Further, don't we have to go beyond what is received in Holy Communion? Bill is 11 and is attending a Roman Catholic wedding. He knows what is received in Holy Communion. How should he know that he must not partake of Holy Communion there?

Isn't Holy Communion a corporate thing because one's attendance at the altar is, in fact a public confession of one's faith, thereby showing the unity of faith of the congregation?

Doesn't confirmation serve in order for the congregation to be shown that the confirmands pesented are properly instructed and, therefore fully prepared to participate in Holy Communion?

How about the parents request early confirmation instruction rather than early participation in Holy Communion? If Bill appears ready to receive Holy Communion, isn't he also ready to be instructed into that faith which he will confess each and every time he participates?


Unknown said...

Jack, your points are valid. But they are answered not by black and white formulas (nor by confirmation which has not successfully kept our Lutherans from other altars or even coming to any altar) but by involving parents (who should explain why we don't participate in the Roman mass).

I do have a question about your scenario: what about the Sacrament does Bob not get? That it's Jesus' body and blood, or that Jesus wants him to have it?

John said...

Mark Lovett,

I'm not looking at either formulas or confirmation as some sort of magical means to keep people in the faith.

Luther begins each section of his Small Catechism with a statement that it is as the head of household should teach his family. How many catechumens have only learned the Catechism in Sunday School? How many catechumens are learning its lessons only after beginning confirmation instructions?

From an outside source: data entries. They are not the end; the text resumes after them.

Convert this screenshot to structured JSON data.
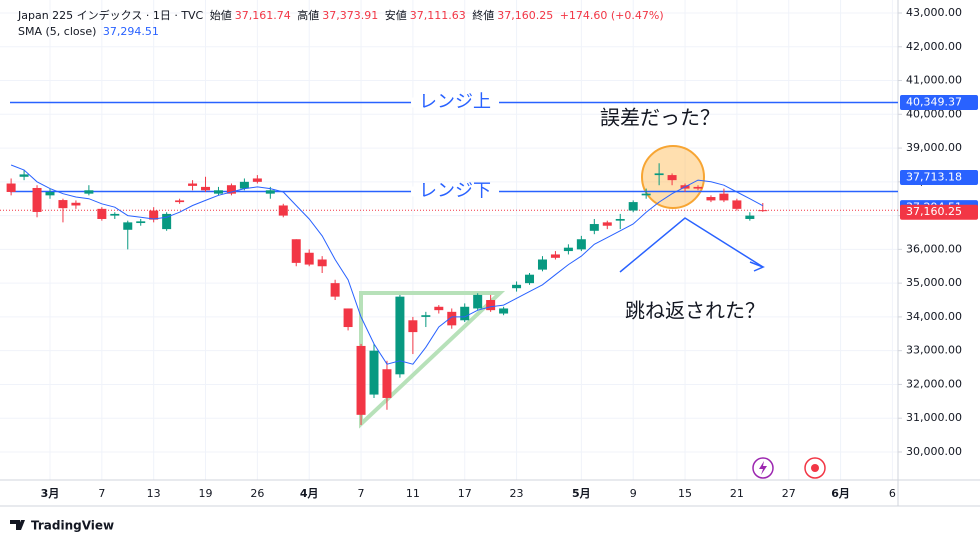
{
  "chart_data": {
    "type": "candlestick",
    "header": {
      "symbol": "Japan 225 インデックス · 1日 · TVC",
      "open_label": "始値",
      "open": "37,161.74",
      "high_label": "高値",
      "high": "37,373.91",
      "low_label": "安値",
      "low": "37,111.63",
      "close_label": "終値",
      "close": "37,160.25",
      "change": "+174.60 (+0.47%)"
    },
    "sma_title": "SMA (5, close)",
    "sma_label": "37,294.51",
    "categories": [
      null,
      null,
      null,
      "3月",
      null,
      null,
      null,
      "7",
      null,
      null,
      null,
      "13",
      null,
      null,
      null,
      "19",
      null,
      null,
      null,
      "26",
      null,
      null,
      null,
      "4月",
      null,
      null,
      null,
      "7",
      null,
      null,
      null,
      "11",
      null,
      null,
      null,
      "17",
      null,
      null,
      null,
      "23",
      null,
      null,
      null,
      null,
      "5月",
      null,
      null,
      null,
      "9",
      null,
      null,
      null,
      "15",
      null,
      null,
      null,
      "21",
      null,
      null,
      null,
      "27",
      null,
      null,
      null,
      "6月",
      null,
      null,
      null,
      "6"
    ],
    "open": [
      37950,
      38150,
      37818,
      37600,
      37460,
      37380,
      37650,
      37200,
      37000,
      36580,
      36780,
      37150,
      36600,
      37450,
      37950,
      37850,
      37650,
      37900,
      37800,
      38100,
      37650,
      37300,
      36300,
      35900,
      35700,
      35000,
      34250,
      33140,
      31700,
      32450,
      32300,
      33900,
      34000,
      34300,
      34150,
      33900,
      34250,
      34500,
      34100,
      34850,
      35000,
      35400,
      35850,
      35950,
      36000,
      36550,
      36800,
      36850,
      37150,
      37600,
      38200,
      38200,
      37900,
      37850,
      37550,
      37650,
      37450,
      36900,
      37161.74,
      null,
      null,
      null,
      null,
      null,
      null,
      null,
      null,
      null,
      null
    ],
    "high": [
      38100,
      38350,
      37900,
      37800,
      37500,
      37450,
      37900,
      37250,
      37100,
      36850,
      36900,
      37250,
      37100,
      37500,
      38050,
      38150,
      37850,
      37950,
      38100,
      38200,
      37850,
      37350,
      36300,
      36000,
      35800,
      35100,
      34250,
      33200,
      33200,
      32700,
      34650,
      34000,
      34150,
      34350,
      34250,
      34400,
      34700,
      34650,
      34300,
      35050,
      35300,
      35800,
      35950,
      36150,
      36400,
      36900,
      36850,
      37050,
      37450,
      37800,
      38550,
      38250,
      37950,
      37900,
      37600,
      37800,
      37500,
      37100,
      37373.91,
      null,
      null,
      null,
      null,
      null,
      null,
      null,
      null,
      null,
      null
    ],
    "low": [
      37600,
      38050,
      36950,
      37500,
      36800,
      37200,
      37600,
      36850,
      36900,
      36000,
      36700,
      36800,
      36550,
      37350,
      37750,
      37700,
      37600,
      37600,
      37750,
      37950,
      37500,
      36950,
      35500,
      35500,
      35300,
      34500,
      33600,
      30800,
      31600,
      31250,
      32200,
      32900,
      33700,
      34100,
      33650,
      33850,
      34200,
      34150,
      34050,
      34750,
      34950,
      35350,
      35700,
      35850,
      35950,
      36450,
      36600,
      36600,
      37100,
      37500,
      37900,
      37900,
      37700,
      37750,
      37400,
      37400,
      37150,
      36850,
      37111.63,
      null,
      null,
      null,
      null,
      null,
      null,
      null,
      null,
      null,
      null
    ],
    "close": [
      37700,
      38220,
      37108,
      37700,
      37220,
      37300,
      37750,
      36900,
      37050,
      36800,
      36830,
      36880,
      37050,
      37400,
      37880,
      37750,
      37750,
      37650,
      38000,
      38000,
      37750,
      37000,
      35600,
      35550,
      35500,
      34600,
      33700,
      31100,
      33000,
      31600,
      34600,
      33550,
      34050,
      34200,
      33750,
      34300,
      34650,
      34200,
      34250,
      34950,
      35250,
      35700,
      35750,
      36050,
      36300,
      36750,
      36700,
      36900,
      37400,
      37650,
      38250,
      38050,
      37800,
      37800,
      37450,
      37450,
      37200,
      37000,
      37160.25,
      null,
      null,
      null,
      null,
      null,
      null,
      null,
      null,
      null,
      null
    ],
    "sma": [
      38500,
      38350,
      38000,
      37800,
      37650,
      37550,
      37500,
      37350,
      37250,
      37000,
      36950,
      36900,
      36950,
      37100,
      37300,
      37450,
      37600,
      37700,
      37800,
      37850,
      37800,
      37700,
      37300,
      36900,
      36400,
      35700,
      35100,
      34000,
      33200,
      32600,
      32700,
      32600,
      33100,
      33700,
      34000,
      34000,
      34200,
      34300,
      34350,
      34550,
      34750,
      34950,
      35250,
      35550,
      35800,
      36150,
      36350,
      36550,
      36750,
      37100,
      37400,
      37650,
      37850,
      38050,
      38000,
      37900,
      37700,
      37500,
      37294.51,
      null,
      null,
      null,
      null,
      null,
      null,
      null,
      null,
      null,
      null
    ],
    "up_color": "#089981",
    "down_color": "#f23645",
    "sma_color": "#2962ff",
    "ylim": [
      29170,
      43385
    ],
    "yticks": [
      {
        "value": 30000,
        "label": "30,000.00"
      },
      {
        "value": 31000,
        "label": "31,000.00"
      },
      {
        "value": 32000,
        "label": "32,000.00"
      },
      {
        "value": 33000,
        "label": "33,000.00"
      },
      {
        "value": 34000,
        "label": "34,000.00"
      },
      {
        "value": 35000,
        "label": "35,000.00"
      },
      {
        "value": 36000,
        "label": "36,000.00"
      },
      {
        "value": 37000,
        "label": "37,000.00"
      },
      {
        "value": 38000,
        "label": "38,000.00"
      },
      {
        "value": 39000,
        "label": "39,000.00"
      },
      {
        "value": 40000,
        "label": "40,000.00"
      },
      {
        "value": 41000,
        "label": "41,000.00"
      },
      {
        "value": 42000,
        "label": "42,000.00"
      },
      {
        "value": 43000,
        "label": "43,000.00"
      }
    ],
    "levels": [
      {
        "name": "レンジ上",
        "value": 40349.37,
        "label": "40,349.37",
        "color": "#2962ff"
      },
      {
        "name": "レンジ下",
        "value": 37713.18,
        "label": "37,713.18",
        "color": "#2962ff"
      }
    ],
    "last_price": {
      "value": 37160.25,
      "label": "37,160.25",
      "color": "#f23645"
    },
    "annotations": [
      "誤差だった？",
      "跳ね返された？"
    ],
    "footer": "TradingView"
  }
}
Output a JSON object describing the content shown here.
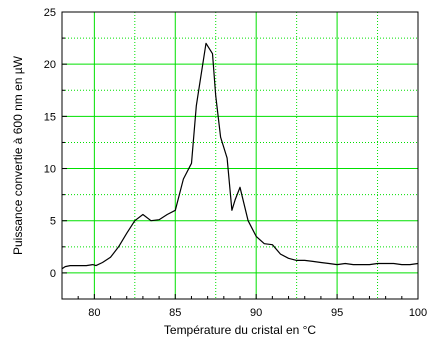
{
  "chart_data": {
    "type": "line",
    "xlabel": "Température du cristal en °C",
    "ylabel": "Puissance convertie à 600 nm en µW",
    "xlim": [
      78,
      100
    ],
    "ylim": [
      -2.5,
      25
    ],
    "x_ticks": [
      80,
      85,
      90,
      95,
      100
    ],
    "y_ticks": [
      0,
      5,
      10,
      15,
      20,
      25
    ],
    "x_tick_labels": [
      "80",
      "85",
      "90",
      "95",
      "100"
    ],
    "y_tick_labels": [
      "0",
      "5",
      "10",
      "15",
      "20",
      "25"
    ],
    "grid": {
      "major": "solid",
      "minor": "dotted",
      "color": "#00e000"
    },
    "line_color": "#000000",
    "series": [
      {
        "x": [
          78.0,
          78.2,
          78.5,
          79.0,
          79.5,
          79.9,
          80.1,
          80.5,
          81.0,
          81.5,
          82.0,
          82.5,
          83.0,
          83.5,
          84.0,
          84.5,
          85.0,
          85.5,
          86.0,
          86.3,
          86.5,
          86.9,
          87.3,
          87.5,
          87.8,
          88.2,
          88.5,
          88.7,
          89.0,
          89.5,
          90.0,
          90.5,
          91.0,
          91.5,
          92.0,
          92.5,
          93.0,
          93.5,
          94.0,
          94.5,
          95.0,
          95.5,
          96.0,
          96.5,
          97.0,
          97.5,
          98.0,
          98.5,
          99.0,
          99.5,
          100.0
        ],
        "y": [
          0.4,
          0.6,
          0.7,
          0.7,
          0.7,
          0.8,
          0.7,
          1.0,
          1.5,
          2.5,
          3.8,
          5.0,
          5.6,
          5.0,
          5.1,
          5.6,
          6.0,
          9.0,
          10.5,
          16.0,
          18.0,
          22.0,
          21.0,
          17.0,
          13.0,
          11.0,
          6.0,
          7.0,
          8.2,
          5.0,
          3.5,
          2.8,
          2.7,
          1.8,
          1.4,
          1.2,
          1.2,
          1.1,
          1.0,
          0.9,
          0.8,
          0.9,
          0.8,
          0.8,
          0.8,
          0.9,
          0.9,
          0.9,
          0.8,
          0.8,
          0.9
        ]
      }
    ]
  }
}
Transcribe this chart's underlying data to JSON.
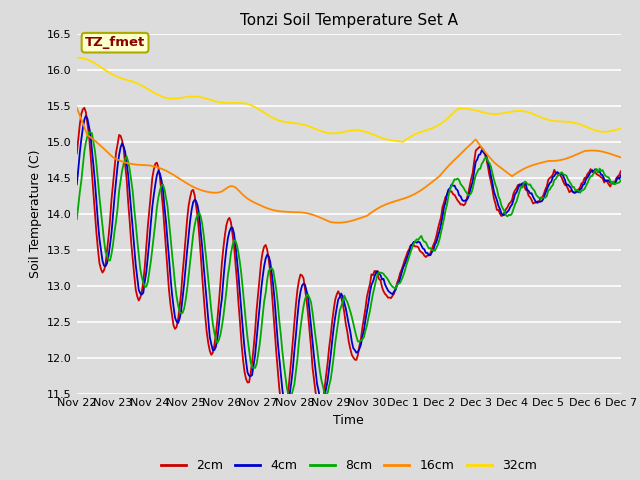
{
  "title": "Tonzi Soil Temperature Set A",
  "xlabel": "Time",
  "ylabel": "Soil Temperature (C)",
  "ylim": [
    11.5,
    16.5
  ],
  "yticks": [
    11.5,
    12.0,
    12.5,
    13.0,
    13.5,
    14.0,
    14.5,
    15.0,
    15.5,
    16.0,
    16.5
  ],
  "background_color": "#dcdcdc",
  "plot_bg_color": "#dcdcdc",
  "annotation_label": "TZ_fmet",
  "annotation_color": "#8b0000",
  "annotation_bg": "#ffffcc",
  "annotation_border": "#aaaa00",
  "colors": {
    "2cm": "#cc0000",
    "4cm": "#0000cc",
    "8cm": "#00aa00",
    "16cm": "#ff8800",
    "32cm": "#ffdd00"
  },
  "x_tick_labels": [
    "Nov 22",
    "Nov 23",
    "Nov 24",
    "Nov 25",
    "Nov 26",
    "Nov 27",
    "Nov 28",
    "Nov 29",
    "Nov 30",
    "Dec 1",
    "Dec 2",
    "Dec 3",
    "Dec 4",
    "Dec 5",
    "Dec 6",
    "Dec 7"
  ],
  "n_days": 15,
  "pts_per_day": 24
}
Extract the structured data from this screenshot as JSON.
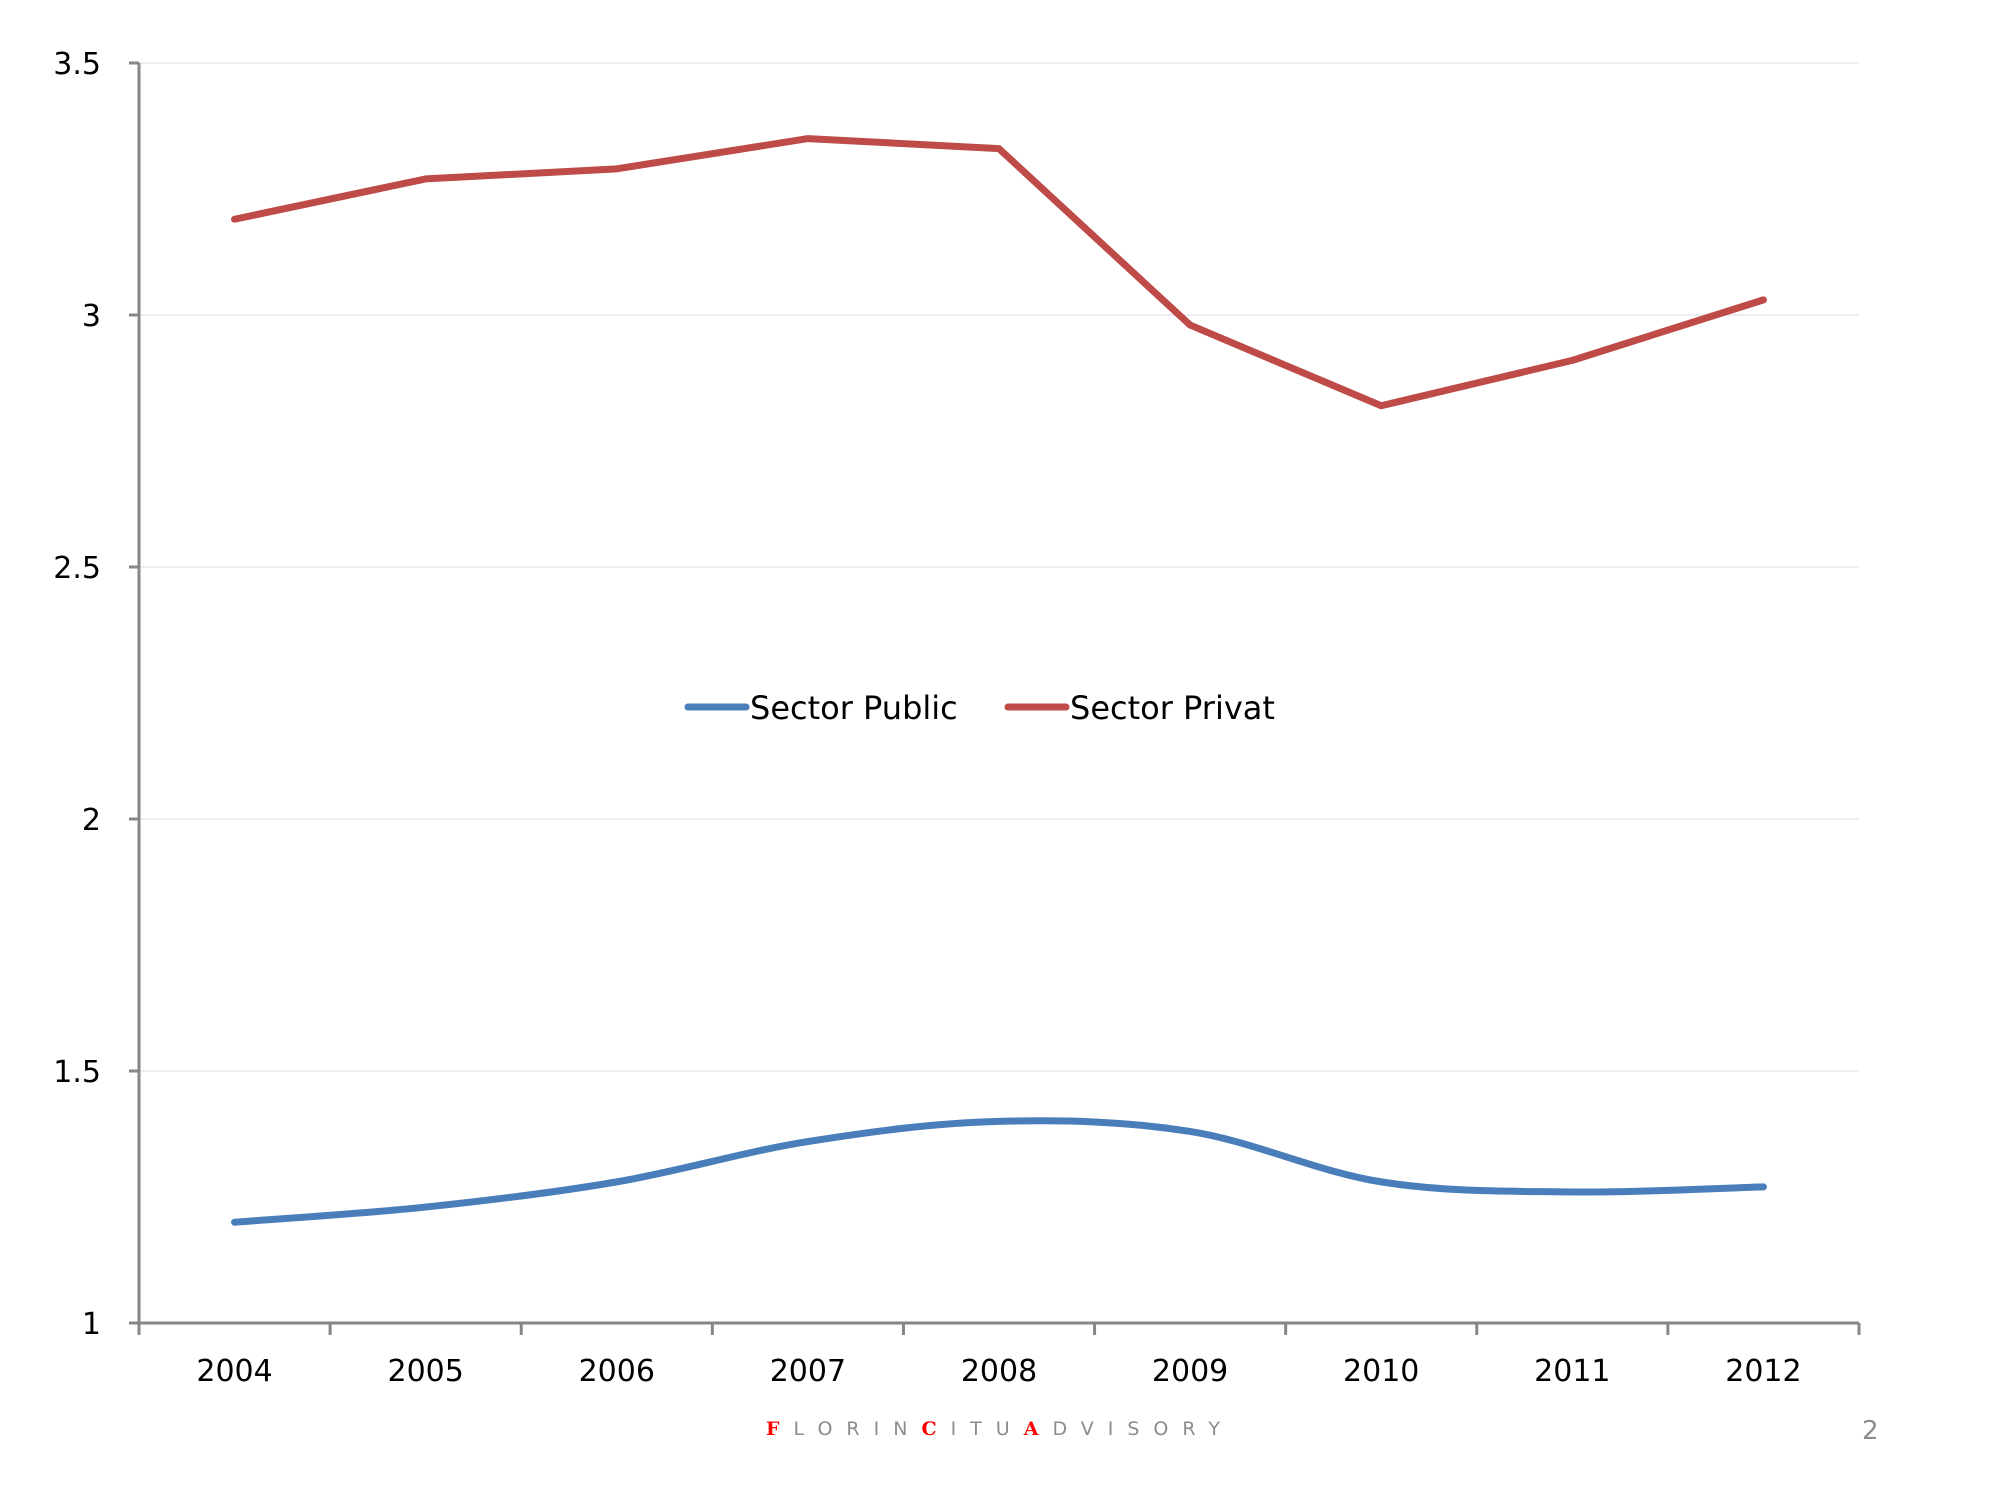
{
  "chart_data": {
    "type": "line",
    "title": "",
    "xlabel": "",
    "ylabel": "",
    "categories": [
      "2004",
      "2005",
      "2006",
      "2007",
      "2008",
      "2009",
      "2010",
      "2011",
      "2012"
    ],
    "series": [
      {
        "name": "Sector Public",
        "color": "#4a7ebb",
        "smooth": true,
        "values": [
          1.2,
          1.23,
          1.28,
          1.36,
          1.4,
          1.38,
          1.28,
          1.26,
          1.27
        ]
      },
      {
        "name": "Sector Privat",
        "color": "#be4b48",
        "smooth": false,
        "values": [
          3.19,
          3.27,
          3.29,
          3.35,
          3.33,
          2.98,
          2.82,
          2.91,
          3.03
        ]
      }
    ],
    "ylim": [
      1,
      3.5
    ],
    "yticks": [
      1,
      1.5,
      2,
      2.5,
      3,
      3.5
    ],
    "ytick_labels": [
      "1",
      "1.5",
      "2",
      "2.5",
      "3",
      "3.5"
    ],
    "grid": true,
    "legend_position": "center"
  },
  "footer": {
    "brand_parts": [
      {
        "text": "F",
        "accent": true
      },
      {
        "text": "LORIN",
        "accent": false
      },
      {
        "text": "C",
        "accent": true
      },
      {
        "text": "ITU",
        "accent": false
      },
      {
        "text": "A",
        "accent": true
      },
      {
        "text": "DVISORY",
        "accent": false
      }
    ],
    "accent_color": "#ff0000",
    "page_number": "2"
  }
}
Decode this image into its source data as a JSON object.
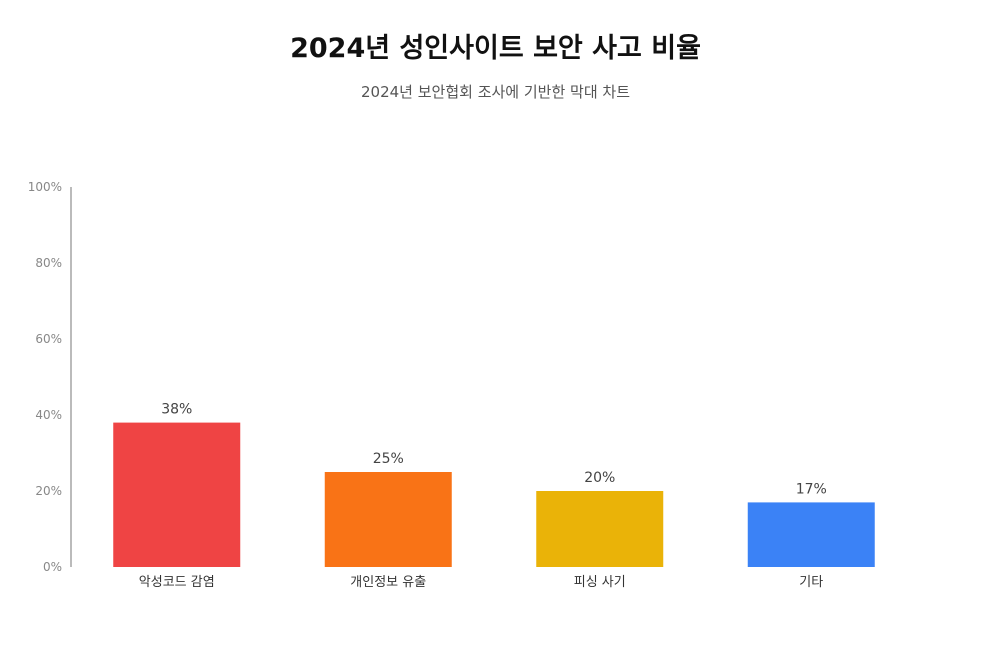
{
  "chart_data": {
    "type": "bar",
    "title": "2024년 성인사이트 보안 사고 비율",
    "subtitle": "2024년 보안협회 조사에 기반한 막대 차트",
    "categories": [
      "악성코드 감염",
      "개인정보 유출",
      "피싱 사기",
      "기타"
    ],
    "values": [
      38,
      25,
      20,
      17
    ],
    "data_labels": [
      "38%",
      "25%",
      "20%",
      "17%"
    ],
    "colors": [
      "#ef4444",
      "#f97316",
      "#eab308",
      "#3b82f6"
    ],
    "ylim": [
      0,
      100
    ],
    "yticks": [
      0,
      20,
      40,
      60,
      80,
      100
    ],
    "ytick_labels": [
      "0%",
      "20%",
      "40%",
      "60%",
      "80%",
      "100%"
    ],
    "xlabel": "",
    "ylabel": "",
    "grid": false,
    "legend": "none"
  }
}
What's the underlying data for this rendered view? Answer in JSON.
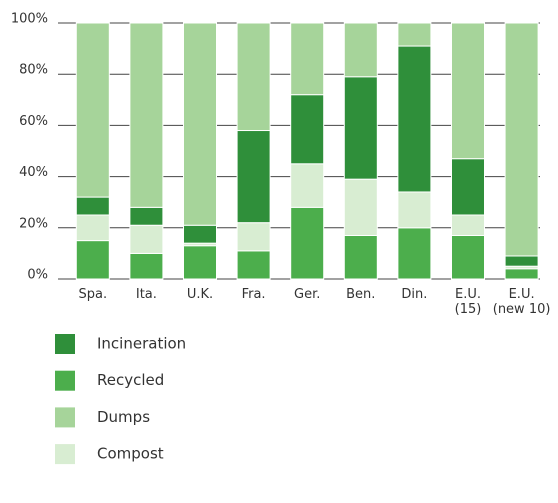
{
  "chart_data": {
    "type": "stacked_bar",
    "categories": [
      "Spa.",
      "Ita.",
      "U.K.",
      "Fra.",
      "Ger.",
      "Ben.",
      "Din.",
      "E.U.\n(15)",
      "E.U.\n(new 10)"
    ],
    "series": [
      {
        "name": "Incineration",
        "color": "#2f8f3a",
        "values": [
          7,
          7,
          7,
          36,
          27,
          40,
          57,
          22,
          4
        ]
      },
      {
        "name": "Recycled",
        "color": "#4cae4c",
        "values": [
          15,
          10,
          13,
          11,
          28,
          17,
          20,
          17,
          4
        ]
      },
      {
        "name": "Dumps",
        "color": "#a6d49a",
        "values": [
          68,
          72,
          79,
          42,
          28,
          21,
          9,
          53,
          91
        ]
      },
      {
        "name": "Compost",
        "color": "#d8edd2",
        "values": [
          10,
          11,
          1,
          11,
          17,
          22,
          14,
          8,
          1
        ]
      }
    ],
    "ylim": [
      0,
      100
    ],
    "yticks": [
      {
        "value": 0,
        "label": "0%"
      },
      {
        "value": 20,
        "label": "20%"
      },
      {
        "value": 40,
        "label": "40%"
      },
      {
        "value": 60,
        "label": "60%"
      },
      {
        "value": 80,
        "label": "80%"
      },
      {
        "value": 100,
        "label": "100%"
      }
    ],
    "grid": true
  }
}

Congregations have long used confirmation instruction along with public examination as a means for the congregation to see that the catechumens have been rightly taught. I understand that a pastor and the congregation's elders will come upon individual circumstances that would cause them to allow that individual to partake of Holy Communion, but age, alone should not be the reason.

In the event that the parents, pastor and elders believe that a child, not yet in confirmation instruction is fully prepared and rightly taught in the faith, let that child be publicly examined with the next group of confirmands. The parents and pastor can certainly determine, together whether a child might be prepared to enter confirmation instruction at an earlier age.

Confirmation is no proof of a person's faith. It is, though a congregation's means to learn that the confirmand has been rightly taught and is prepared to make public confession of his faith each and every time he/she attends Holy Communion. That is the congregation's duty.

The scenario of Bill and Bob was to look at one possible scene upon the decision of others that one is worthy while another is not. I should have made that clear.

I am looking at this issue from the perspective of having been confirmed well over 50 years ago. Our class was over 20. Our public examination was a church packed service on the Friday evening before our Confirmation. My guess is that we lost about the same amount of folks from our class as are lost, today.

Confirmation is not a sacrament in our church. It is, though a proper way for a congregation to test both the confirmands and its confirmation instructors.

I have been blessed with many years since my confirmation. I have been on both sides of this issue many times and for many reasons, not all of them having anything to do with faith.

No person is being denied the Means of Grace when hearing the Word, properly preached.